Answer
$(1-\frac{\sqrt{2}}{2},\frac{3\pi}{4})$ and $(1+\frac{\sqrt{2}}{2},\frac{7\pi}{4})$
Work Step by Step
Eliminate $r$ or $\theta$:
$r=1+\cos\theta$ and $r=1-\sin\theta$
$r-1=\cos\theta$ and $r-1=-\sin\theta$
$(r-1)^2=\cos^2\theta$ and $(r-1)^2=\sin^2\theta$ (Substract both equations)
$0=\cos^2\theta-\sin^2\theta$
$0=\cos2\theta$
Find $\theta\in[0,2\pi]$ satisfying the last equation:
$\cos2\theta=0$
$\theta=\frac{\pi}{4},\frac{3\pi}{4},\frac{5\pi}{4},$ and $\frac{7\pi}{4}$
Back substitute $\theta$ above into the given polar equations:
$\theta=\frac{\pi}{4}$, $r_1=1+\frac{\sqrt{2}}{2}$ and $r_2=1-\frac{\sqrt{2}}{2}$ $\Rightarrow r_1\neq r_2$ (not satisfied)

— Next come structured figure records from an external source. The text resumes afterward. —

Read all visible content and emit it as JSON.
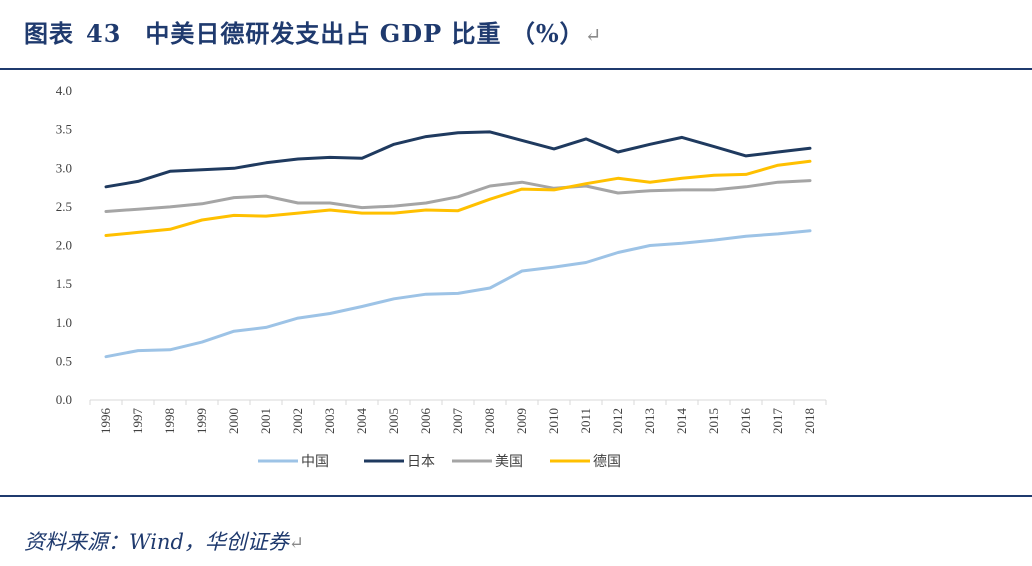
{
  "title": {
    "prefix": "图表",
    "number": "43",
    "text": "中美日德研发支出占 GDP 比重 （%）",
    "return_mark": "↵"
  },
  "source": {
    "text": "资料来源：Wind，华创证券",
    "return_mark": "↵"
  },
  "colors": {
    "brand": "#1f3a6e",
    "china": "#9dc3e6",
    "japan": "#1f3a5f",
    "usa": "#a5a5a5",
    "germany": "#ffc000"
  },
  "chart_data": {
    "type": "line",
    "title": "中美日德研发支出占 GDP 比重 （%）",
    "xlabel": "",
    "ylabel": "",
    "ylim": [
      0.0,
      4.0
    ],
    "yticks": [
      "0.0",
      "0.5",
      "1.0",
      "1.5",
      "2.0",
      "2.5",
      "3.0",
      "3.5",
      "4.0"
    ],
    "grid": false,
    "legend_position": "bottom",
    "categories": [
      "1996",
      "1997",
      "1998",
      "1999",
      "2000",
      "2001",
      "2002",
      "2003",
      "2004",
      "2005",
      "2006",
      "2007",
      "2008",
      "2009",
      "2010",
      "2011",
      "2012",
      "2013",
      "2014",
      "2015",
      "2016",
      "2017",
      "2018"
    ],
    "series": [
      {
        "name": "中国",
        "color": "#9dc3e6",
        "values": [
          0.56,
          0.64,
          0.65,
          0.75,
          0.89,
          0.94,
          1.06,
          1.12,
          1.21,
          1.31,
          1.37,
          1.38,
          1.45,
          1.67,
          1.72,
          1.78,
          1.91,
          2.0,
          2.03,
          2.07,
          2.12,
          2.15,
          2.19
        ]
      },
      {
        "name": "日本",
        "color": "#1f3a5f",
        "values": [
          2.76,
          2.83,
          2.96,
          2.98,
          3.0,
          3.07,
          3.12,
          3.14,
          3.13,
          3.31,
          3.41,
          3.46,
          3.47,
          3.36,
          3.25,
          3.38,
          3.21,
          3.31,
          3.4,
          3.28,
          3.16,
          3.21,
          3.26
        ]
      },
      {
        "name": "美国",
        "color": "#a5a5a5",
        "values": [
          2.44,
          2.47,
          2.5,
          2.54,
          2.62,
          2.64,
          2.55,
          2.55,
          2.49,
          2.51,
          2.55,
          2.63,
          2.77,
          2.82,
          2.74,
          2.77,
          2.68,
          2.71,
          2.72,
          2.72,
          2.76,
          2.82,
          2.84
        ]
      },
      {
        "name": "德国",
        "color": "#ffc000",
        "values": [
          2.13,
          2.17,
          2.21,
          2.33,
          2.39,
          2.38,
          2.42,
          2.46,
          2.42,
          2.42,
          2.46,
          2.45,
          2.6,
          2.73,
          2.72,
          2.8,
          2.87,
          2.82,
          2.87,
          2.91,
          2.92,
          3.04,
          3.09
        ]
      }
    ]
  }
}
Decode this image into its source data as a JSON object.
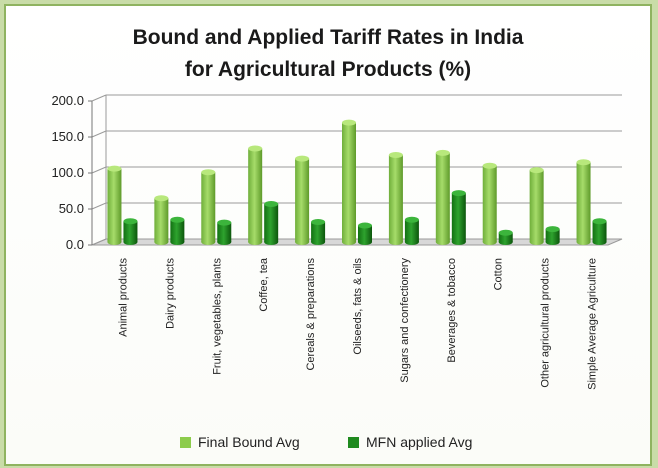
{
  "chart_data": {
    "type": "bar",
    "title_lines": [
      "Bound and Applied Tariff Rates in India",
      "for Agricultural Products (%)"
    ],
    "categories": [
      "Animal products",
      "Dairy products",
      "Fruit, vegetables, plants",
      "Coffee, tea",
      "Cereals & preparations",
      "Oilseeds, fats & oils",
      "Sugars and confectionery",
      "Beverages & tobacco",
      "Cotton",
      "Other agricultural products",
      "Simple Average Agriculture"
    ],
    "series": [
      {
        "name": "Final Bound Avg",
        "values": [
          106,
          65,
          101,
          134,
          120,
          170,
          125,
          128,
          110,
          104,
          115
        ]
      },
      {
        "name": "MFN applied Avg",
        "values": [
          33,
          35,
          31,
          57,
          32,
          27,
          35,
          72,
          17,
          22,
          33
        ]
      }
    ],
    "yticks": [
      "0.0",
      "50.0",
      "100.0",
      "150.0",
      "200.0"
    ],
    "ylim": [
      0,
      200
    ],
    "grid": true,
    "legend_position": "bottom",
    "colors": {
      "bound": "#8ccc4c",
      "bound_dark": "#5e9a2a",
      "applied": "#1f8a1f",
      "applied_dark": "#0e5c0e"
    }
  }
}
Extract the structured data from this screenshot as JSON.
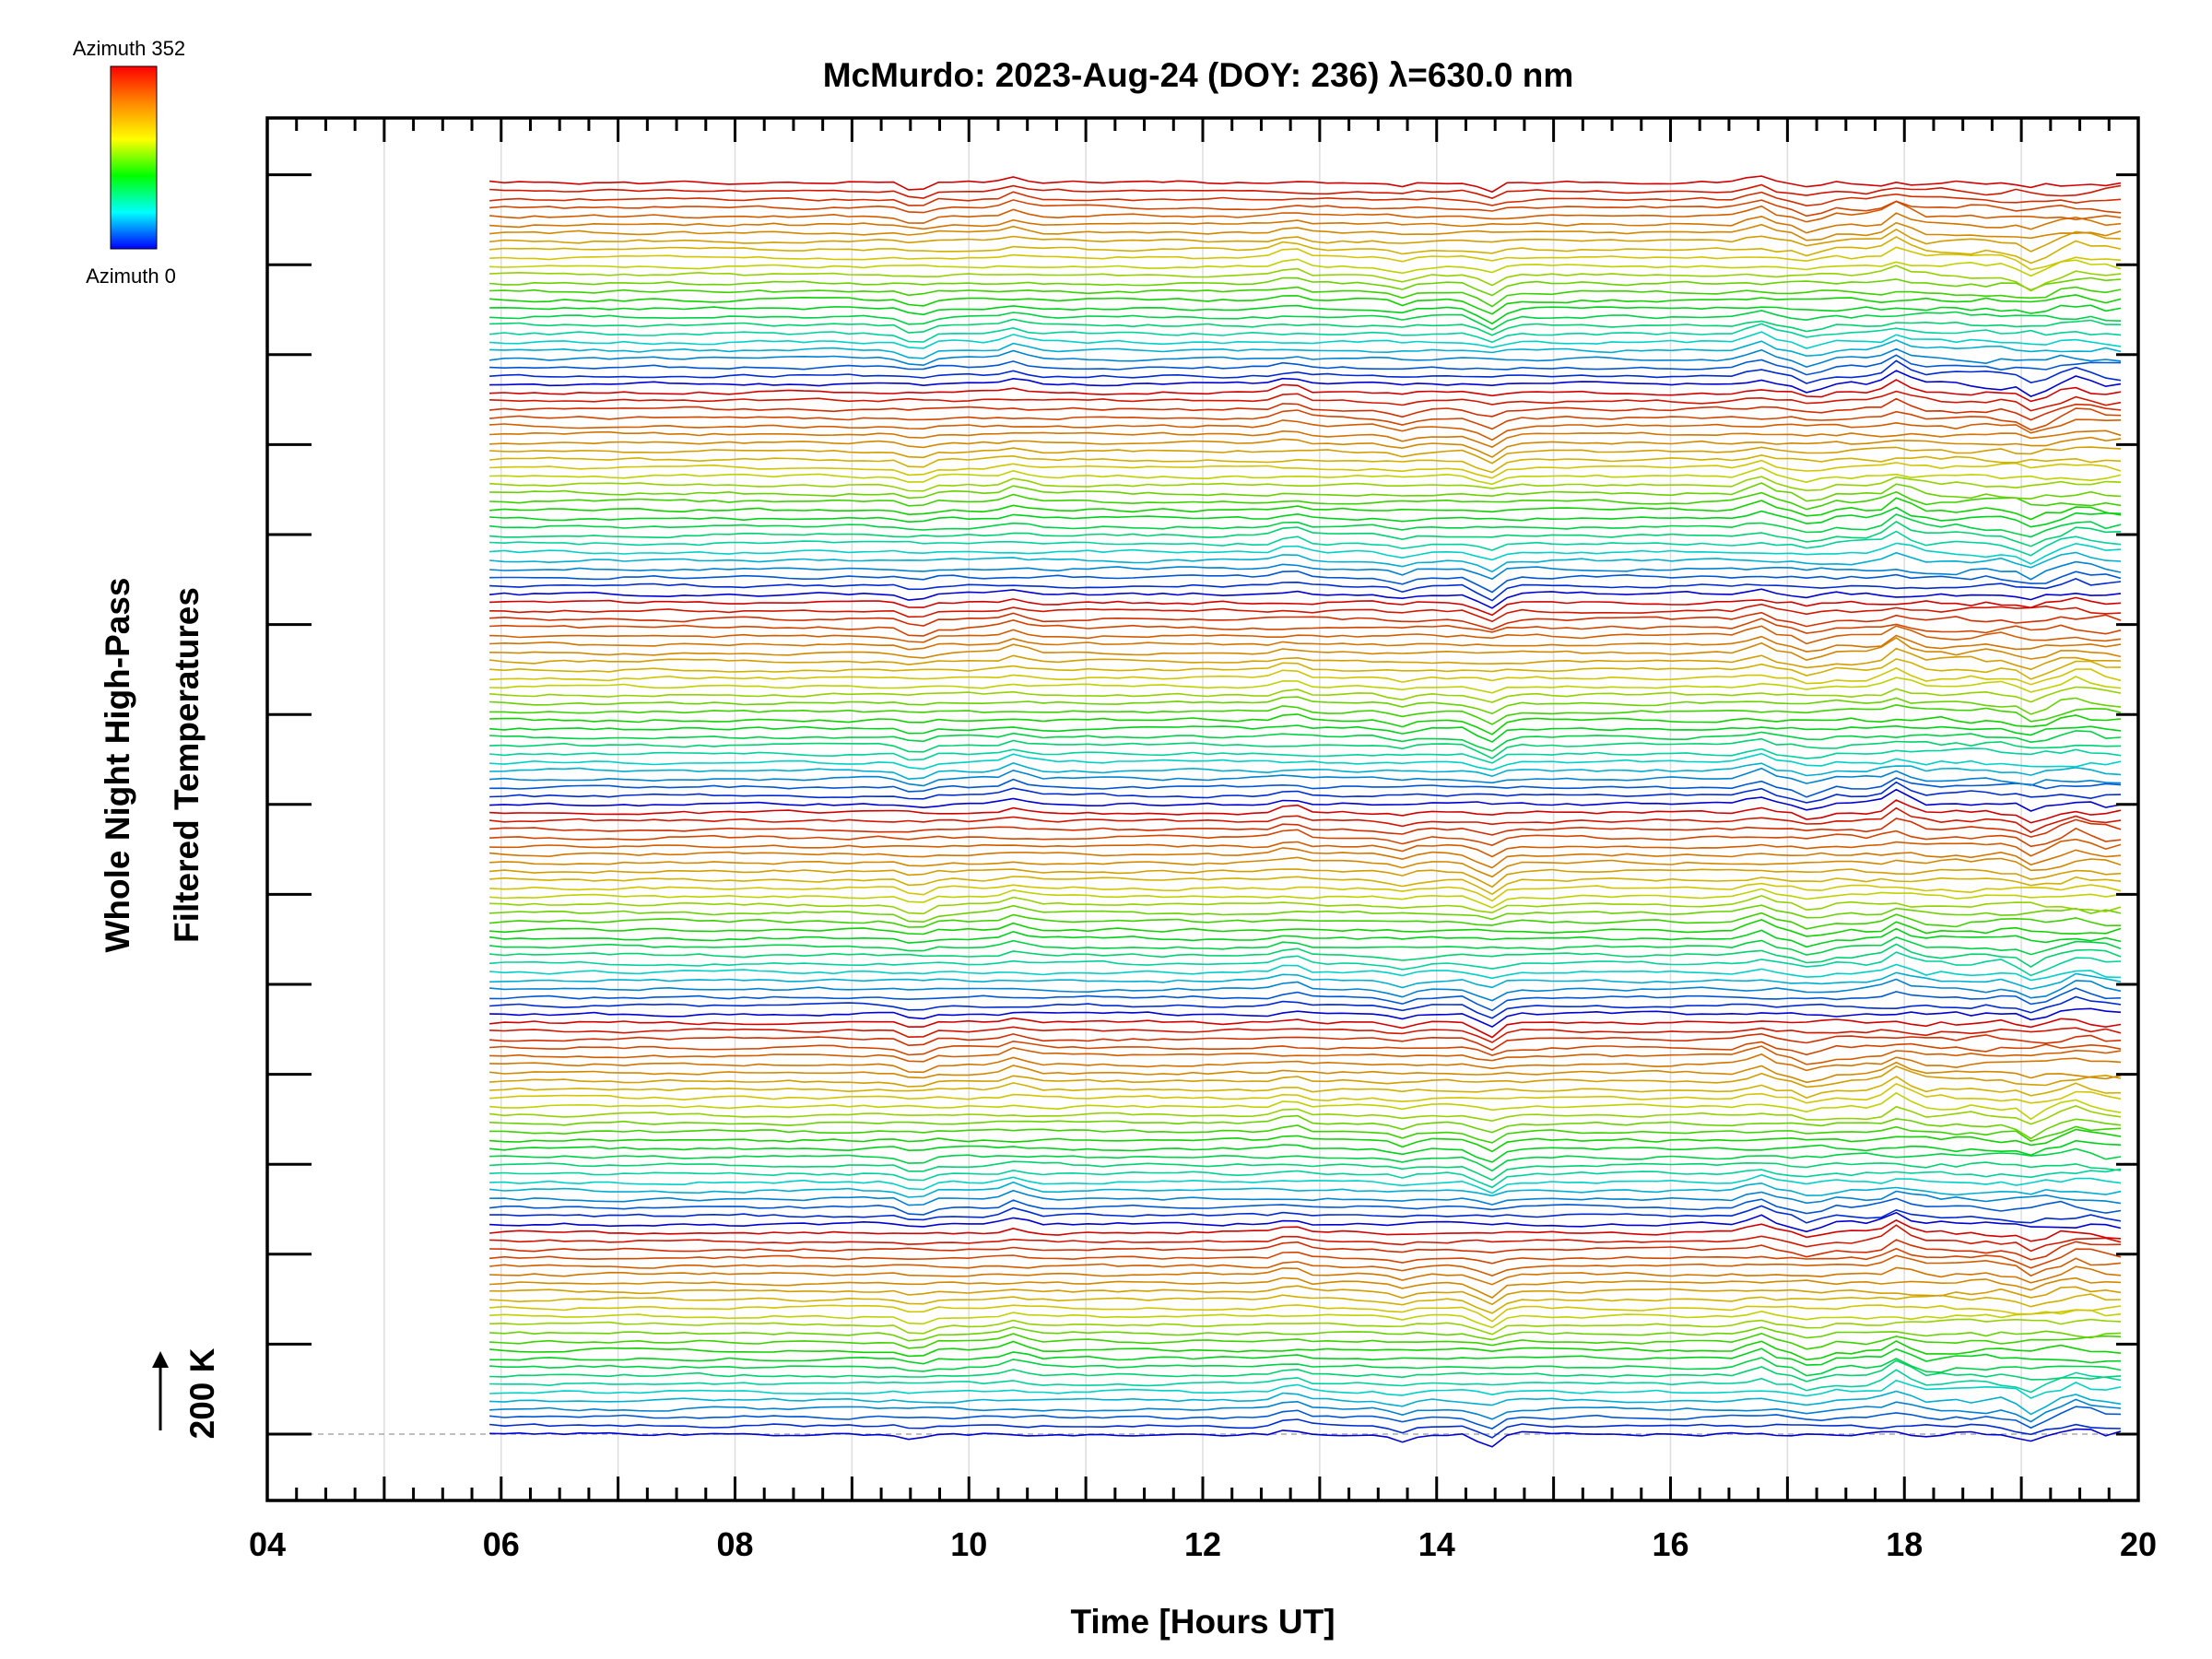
{
  "chart_data": {
    "type": "line",
    "title": "McMurdo: 2023-Aug-24 (DOY: 236) λ=630.0 nm",
    "xlabel": "Time [Hours UT]",
    "ylabel_lines": [
      "Whole Night High-Pass",
      "Filtered Temperatures"
    ],
    "xlim": [
      4,
      20
    ],
    "x_ticks": [
      "04",
      "06",
      "08",
      "10",
      "12",
      "14",
      "16",
      "18",
      "20"
    ],
    "grid": "vertical lines every hour",
    "data_start_hour": 5.9,
    "data_end_hour": 19.85,
    "series_count": 150,
    "panels": 6,
    "traces_per_panel": 25,
    "azimuth_range_deg": [
      0,
      352
    ],
    "trace_offset_reference": "200 K",
    "legend": {
      "top_label": "Azimuth 352",
      "bottom_label": "Azimuth 0",
      "colors": [
        "#ff0000",
        "#ff8800",
        "#ffff00",
        "#00ff00",
        "#00ffff",
        "#0000ff"
      ]
    }
  }
}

$\theta=\frac{3\pi}{4}$, $r_1=1-\frac{\sqrt{2}}{2}$ and $r_2=1-\frac{\sqrt{2}}{2}$ $\Rightarrow r_1= r_2$ (satisfied)
$\theta=\frac{5\pi}{4}$, $r_1=1-\frac{\sqrt{2}}{2}$ and $r_2=1+\frac{\sqrt{2}}{2}$ $\Rightarrow r_1\neq r_2$ (not satisfied)
$\theta=\frac{7\pi}{4}$, $r_1=1+\frac{\sqrt{2}}{2}$ and $r_2=1+\frac{\sqrt{2}}{2}$ $\Rightarrow r_1= r_2$ (satisfied)
Thus, the intersection points are $(1-\frac{\sqrt{2}}{2},\frac{3\pi}{4})$ and $(1+\frac{\sqrt{2}}{2},\frac{7\pi}{4})$.